Imagine surviving one attempt on your life, then facing another. These ten American presidents lived that nightmare repeatedly, dodging danger throughout their careers. Some got lucky, others benefited from quick-thinking protection. Each story shows how thin the line between life and death is in politics.
Gerald Ford

Two California assassination attempts within 17 days shook September 1975. Charles Manson follower Lynette “Squeaky” Fromme, wearing a Little Red Riding Hood outfit, drew her pistol but couldn’t fire. After the second attempt, Secret Service agents smothered Ford in his limousine until he protested.
William Howard Taft

America’s heaviest president faced death in El Paso during a historic 1909 border meeting with Mexico’s leader. Basically, a gunman named Julius Bergerson attempted to assassinate him. Taft was the heaviest president in U.S. history at over 300 pounds, making him an easy target.
Abraham Lincoln

Before John Wilkes Booth succeeded, Lincoln survived the Baltimore Plot during his inaugural journey and a 1864 bullet through his stovepipe hat. Traveling disguised through Baltimore sparked ridicule and accusations of cowardice. Lincoln dismissed the hat incident as a hunting accident, fearing the spread of rumors.
Barack Obama

Oscar Ramiro Ortega-Hernandez fired seven rounds at the White House in 2011, breaking windows. The terrorist group FEAR literally spent around $87,000 on the required materials. Denver white supremacists also planned convention sniping, with Ricin letters threatening worse violence ahead.
Andrew Jackson

History’s first presidential assassination attempt nearly killed the leader in 1835. Richard Lawrence’s dual pistols misfired in the Capitol rotunda—odds calculated at 125,000 to 1. Jackson was luckily saved due to the moisture in the air, being 67 years old at the time.
Theodore Roosevelt

Campaign bullets couldn’t stop the Bull Moose. Shot in Milwaukee while seeking a third term, Roosevelt’s speech manuscript and eyeglass case slowed the shooter’s shot. Knowing the wound wasn’t fatal, he delivered an 84-minute speech before seeking medical attention.

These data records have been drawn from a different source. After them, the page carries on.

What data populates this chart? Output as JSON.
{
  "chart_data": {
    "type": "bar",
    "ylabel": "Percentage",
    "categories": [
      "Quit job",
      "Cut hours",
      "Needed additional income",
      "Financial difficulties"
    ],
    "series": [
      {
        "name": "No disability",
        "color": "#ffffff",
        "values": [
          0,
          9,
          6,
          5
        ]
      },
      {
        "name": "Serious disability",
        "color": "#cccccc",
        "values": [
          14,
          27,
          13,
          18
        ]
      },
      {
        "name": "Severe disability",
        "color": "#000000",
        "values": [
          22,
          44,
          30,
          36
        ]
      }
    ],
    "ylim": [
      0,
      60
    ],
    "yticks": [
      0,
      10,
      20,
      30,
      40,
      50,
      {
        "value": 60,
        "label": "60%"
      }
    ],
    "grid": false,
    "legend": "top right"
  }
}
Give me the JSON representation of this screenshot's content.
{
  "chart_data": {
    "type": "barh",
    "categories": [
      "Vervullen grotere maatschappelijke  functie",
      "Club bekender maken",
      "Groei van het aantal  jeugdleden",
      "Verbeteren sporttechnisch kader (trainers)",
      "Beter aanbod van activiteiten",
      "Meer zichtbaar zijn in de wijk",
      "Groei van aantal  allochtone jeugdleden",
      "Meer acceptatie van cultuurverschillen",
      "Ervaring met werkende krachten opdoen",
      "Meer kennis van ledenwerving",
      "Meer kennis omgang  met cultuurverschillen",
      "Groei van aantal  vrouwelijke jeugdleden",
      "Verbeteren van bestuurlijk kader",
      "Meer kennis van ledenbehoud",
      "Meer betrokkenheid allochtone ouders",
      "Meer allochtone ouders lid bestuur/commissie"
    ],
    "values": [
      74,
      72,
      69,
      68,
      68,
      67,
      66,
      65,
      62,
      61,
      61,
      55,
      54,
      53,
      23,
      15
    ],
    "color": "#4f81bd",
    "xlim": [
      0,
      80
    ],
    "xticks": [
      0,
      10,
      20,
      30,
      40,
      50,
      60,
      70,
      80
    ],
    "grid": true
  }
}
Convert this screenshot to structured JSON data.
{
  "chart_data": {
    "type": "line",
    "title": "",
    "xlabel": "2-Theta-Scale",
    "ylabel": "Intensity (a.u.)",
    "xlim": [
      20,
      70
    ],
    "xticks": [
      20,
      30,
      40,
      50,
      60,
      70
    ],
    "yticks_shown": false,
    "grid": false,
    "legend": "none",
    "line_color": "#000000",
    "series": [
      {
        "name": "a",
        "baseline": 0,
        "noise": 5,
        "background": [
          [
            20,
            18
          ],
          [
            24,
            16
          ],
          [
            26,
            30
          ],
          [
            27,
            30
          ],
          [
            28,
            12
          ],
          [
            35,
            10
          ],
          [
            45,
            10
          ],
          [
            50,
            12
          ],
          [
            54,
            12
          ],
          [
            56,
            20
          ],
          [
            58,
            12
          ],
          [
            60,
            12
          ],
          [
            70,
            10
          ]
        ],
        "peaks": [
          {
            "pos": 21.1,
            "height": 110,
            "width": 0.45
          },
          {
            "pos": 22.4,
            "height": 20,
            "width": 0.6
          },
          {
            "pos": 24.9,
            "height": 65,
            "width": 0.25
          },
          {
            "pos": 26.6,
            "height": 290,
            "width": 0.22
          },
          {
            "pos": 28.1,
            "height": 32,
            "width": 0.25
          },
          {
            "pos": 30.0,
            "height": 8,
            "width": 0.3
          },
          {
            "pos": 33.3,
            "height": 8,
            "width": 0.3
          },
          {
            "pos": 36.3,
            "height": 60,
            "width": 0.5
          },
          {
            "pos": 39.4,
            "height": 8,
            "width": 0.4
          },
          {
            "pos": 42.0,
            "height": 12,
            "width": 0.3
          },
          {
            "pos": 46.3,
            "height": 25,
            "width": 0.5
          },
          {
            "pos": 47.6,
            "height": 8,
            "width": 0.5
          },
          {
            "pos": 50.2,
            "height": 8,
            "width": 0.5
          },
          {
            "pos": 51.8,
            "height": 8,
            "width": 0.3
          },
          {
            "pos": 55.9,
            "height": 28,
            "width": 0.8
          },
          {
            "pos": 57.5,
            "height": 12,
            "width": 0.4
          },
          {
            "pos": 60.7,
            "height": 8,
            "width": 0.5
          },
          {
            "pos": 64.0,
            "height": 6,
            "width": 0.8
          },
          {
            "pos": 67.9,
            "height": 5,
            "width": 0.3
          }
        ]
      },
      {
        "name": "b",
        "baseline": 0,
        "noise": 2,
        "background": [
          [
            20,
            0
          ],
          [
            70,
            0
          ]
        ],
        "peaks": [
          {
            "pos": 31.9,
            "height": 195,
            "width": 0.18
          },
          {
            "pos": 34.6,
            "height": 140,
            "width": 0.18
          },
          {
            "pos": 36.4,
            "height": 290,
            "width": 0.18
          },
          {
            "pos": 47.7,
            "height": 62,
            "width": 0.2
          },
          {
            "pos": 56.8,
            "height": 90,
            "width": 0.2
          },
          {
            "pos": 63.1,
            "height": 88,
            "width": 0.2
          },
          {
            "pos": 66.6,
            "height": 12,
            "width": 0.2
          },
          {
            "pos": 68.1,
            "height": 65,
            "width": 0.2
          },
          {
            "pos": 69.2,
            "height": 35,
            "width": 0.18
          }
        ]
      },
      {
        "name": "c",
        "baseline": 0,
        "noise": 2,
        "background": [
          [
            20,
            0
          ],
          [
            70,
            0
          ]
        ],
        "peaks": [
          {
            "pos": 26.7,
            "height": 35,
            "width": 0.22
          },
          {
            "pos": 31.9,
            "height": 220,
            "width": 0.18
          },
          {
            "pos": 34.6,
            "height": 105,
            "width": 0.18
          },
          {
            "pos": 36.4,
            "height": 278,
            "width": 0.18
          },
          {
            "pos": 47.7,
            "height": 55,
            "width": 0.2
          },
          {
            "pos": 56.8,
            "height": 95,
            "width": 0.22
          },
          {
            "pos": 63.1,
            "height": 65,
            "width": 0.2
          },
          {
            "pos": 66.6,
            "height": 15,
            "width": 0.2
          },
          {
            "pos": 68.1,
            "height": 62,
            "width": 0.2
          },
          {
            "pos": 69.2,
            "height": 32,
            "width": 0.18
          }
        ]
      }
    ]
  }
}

The pellet remained in his body permanently.
George W. Bush

A Georgian grenade landed 61 feet from Bush during his 2005 Tbilisi speech, but the handkerchief wrapping prevented detonation despite the pulled pin. Years later, Shihab Ahmed Shihab Shihab conducted surveillance at Bush’s Dallas home, plotting a murder before FBI informants thwarted him.
Bill Clinton

It is said that Francisco Martin Duran’s White House rifle attack marked the beginning of danger. Al-Qaeda leader Osama Bin Laden masterminded two separate plots against Clinton. Additionally, on November 24, 1996, his motorcade was rerouted in Manila after authorities detected an explosive underneath a bridge.
Harry S. Truman

Puerto Rican nationalists stormed Blair House while Truman napped upstairs during White House renovations. The 38-minute gun fight killed attacker Griselio Torresola and heroic Secret Service agent Leslie Coffelt. Fortunately, Oscar Collazo survived the brutality, serving 29 years before President Carter’s commutation.
Richard Milhous Nixon

Samuel Byck’s desperate February 1974 plan involved hijacking a DC-9 to crash into the White House. The Weather Underground gang simultaneously plotted multiple attacks on the administration. Bremer later shot Governor George Wallace; Byck attacked officers before police ended his rampage.